Op-Ed: Air lubrication at a crossroads: Why proof, not promises, will decide the future
Written by
Alex Routledge
by Alex Routledge, CEO of Armada Technologies
Clean technology solutions that deliver verified efficiency savings are critical to shipping’s decarbonization journey. In the absence of future forms of energy, efficiency is the ‘first fuel’ to power the industry’s sustainability transition. Air lubrication technology is part of that solution and recent industry figures indicate that more than 600 systems are now either on the water, or on order worldwide. On the surface, this may represent progress, but a backlog of orders is not the same as a track record of success.
The gap between systems ordered and systems delivering sustained value in service is a credibility challenge ship owners and energy-efficient technology (EET) manufacturers must confront. If these systems could perform across different vessel types, speeds and sea states, then I believe air lubrication will finally take its place as a mainstream solution in shipping’s decarbonisation toolbox. If they do not, the resulting loss of market confidence will be more damaging to the technology’s prospects than the slow adoption of the past twenty years.
Shipowners are, rightly, skeptical about the credibility of these solutions and their performance claims. Their perceptions have been shaped by experiences with first-generation systems in real-world situations – solutions that often perform well in calm seas and at specific speeds but that falter outside a narrow operating window. Their reliance on air compressors also generates significant parasitic load, which in some cases cancels out the promised savings.
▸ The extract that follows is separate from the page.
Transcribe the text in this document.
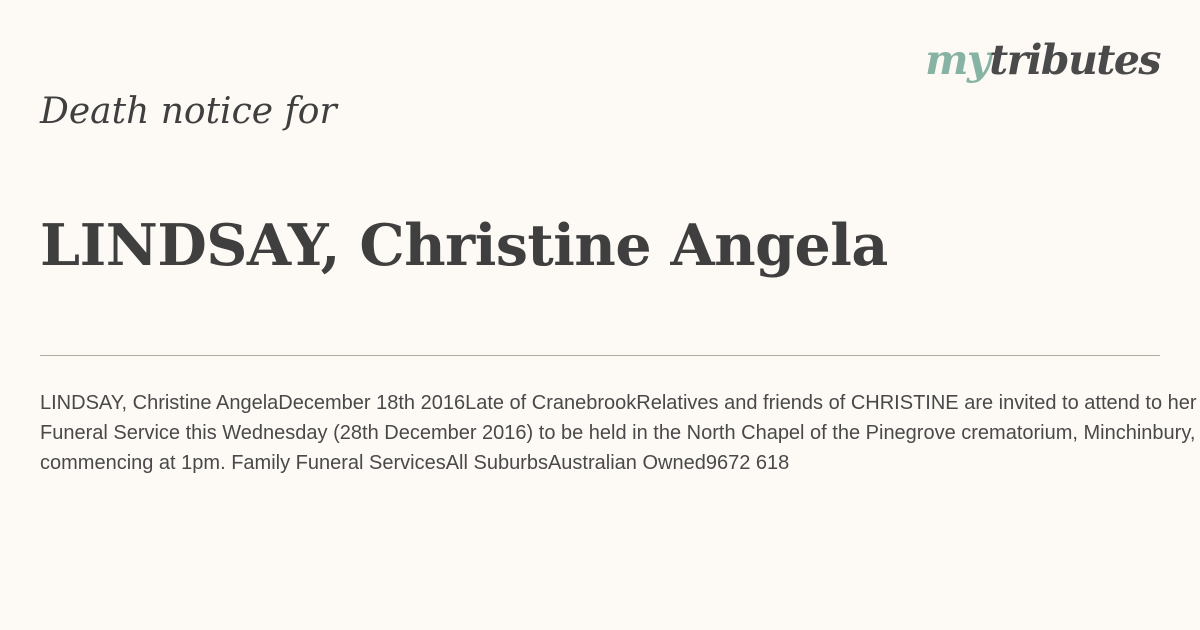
mytributes
Death notice for
LINDSAY, Christine Angela
LINDSAY, Christine AngelaDecember 18th 2016Late of CranebrookRelatives and friends of CHRISTINE are invited to attend to her Funeral Service this Wednesday (28th December 2016) to be held in the North Chapel of the Pinegrove crematorium, Minchinbury, commencing at 1pm. Family Funeral ServicesAll SuburbsAustralian Owned9672 618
Others introduce maintenance burdens or struggle with integration onboard, creating resource, energy and time-consuming technologies that don’t work as promised. When benefits consistently fall short of projections, caution is only rational.
Rebuilding trust starts with technologies that deliver consistent, transparent and independently validated performance across a wide range of operating conditions. The industry has moved beyond the point where selective data, limited-scope testing or optimistic modelling can sustain confidence. The next-generation of air lubrication systems must demonstrate that lessons have been learned and shortcomings have been fully addressed. Manufacturers should treat this level of scrutiny not as a burden but as an opportunity to differentiate themselves and lead the market..
The transition now underway from first-generation to second-generation air lubrication technologies is a step change comparable to other major leaps forward in technology. The underlying physics of the newer technologies are fundamentally different. Most first-generation systems use compressed air injection to create bubble carpets beneath the hull; an approach that works effectively within defined parameters but faces inherent constraints from its reliance on mechanical compression. The reliance on pressurized delivery of air also responds poorly to vessel motion in rough seas, leading to inconsistent bubble generation when sea state disrupts carefully calibrated flow rates. These technologies can also generate vibration that creates maintenance challenges and, in comparison to compressor-free technologies, might contribute to underwater radiated noise, an increasingly important consideration as environmental regulations expand beyond emissions.
Second-generation thinking departs from this model. For example, instead of compressors, our passive air lubrication system uses the ship’s own forward motion to entrain air via the Venturi effect, creating a controlled air–water mixture for hull lubrication. This fundamentally different mechanism widens the operating window, providing more consistent bubble formation across speed, draft, and sea-state variations, while avoiding the parasitic energy load from compressors that has limited the net efficiency of earlier systems. At present, we are the only commercially available system using this passive Venturi-driven approach, making it a distinct alternative rather than simply an incremental improvement on existing technologies.
That said, even the most advanced concepts must demonstrate their value through evidence rather than assumption. The benefits of any air-lubrication technology—legacy or emerging—require transparent, independently validated testing. Shipowners should examine where and how testing was conducted, how measurements were taken, who validated the results, and whether the data truly represents the full operational envelope rather than selectively favorable conditions.
Rebuilding confidence in hull-lubrication solutions will depend on an open, evidence-based dialogue between shipowners and technology providers. Greater transparency, rigorous validation, and clear communication of limitations as well as strengths are essential if the sector is to achieve reliable emissions reductions, fuel-cost benefits, and meaningful compliance with evolving environmental regulations.
Greater transparency would also help shipowners and charterers reassess rigid payback period requirements and, where possible, give EET manufacturers more room to demonstrate performance over realistic operational timelines. Too often, EET makers have been pressured to align results with narrow project economics, while the split incentive between owners and charterers further complicates investment decisions. A more balanced approach – with clearer data, realistic ROI expectations, and shared accountability – can be another lever to unlocking genuine progress on efficiency gains and emission reductions.
In my view, raising the bar for technology validation serves the entire sector. It distinguishes credible innovation from optimistic claims, accelerates the adoption of solutions that truly work, and helps shipowners avoid previous missteps we have seen in earlier cycles. Most importantly, it gives air lubrication a real chance to become a scalable, trusted contributor to the industry’s decarbonization goals.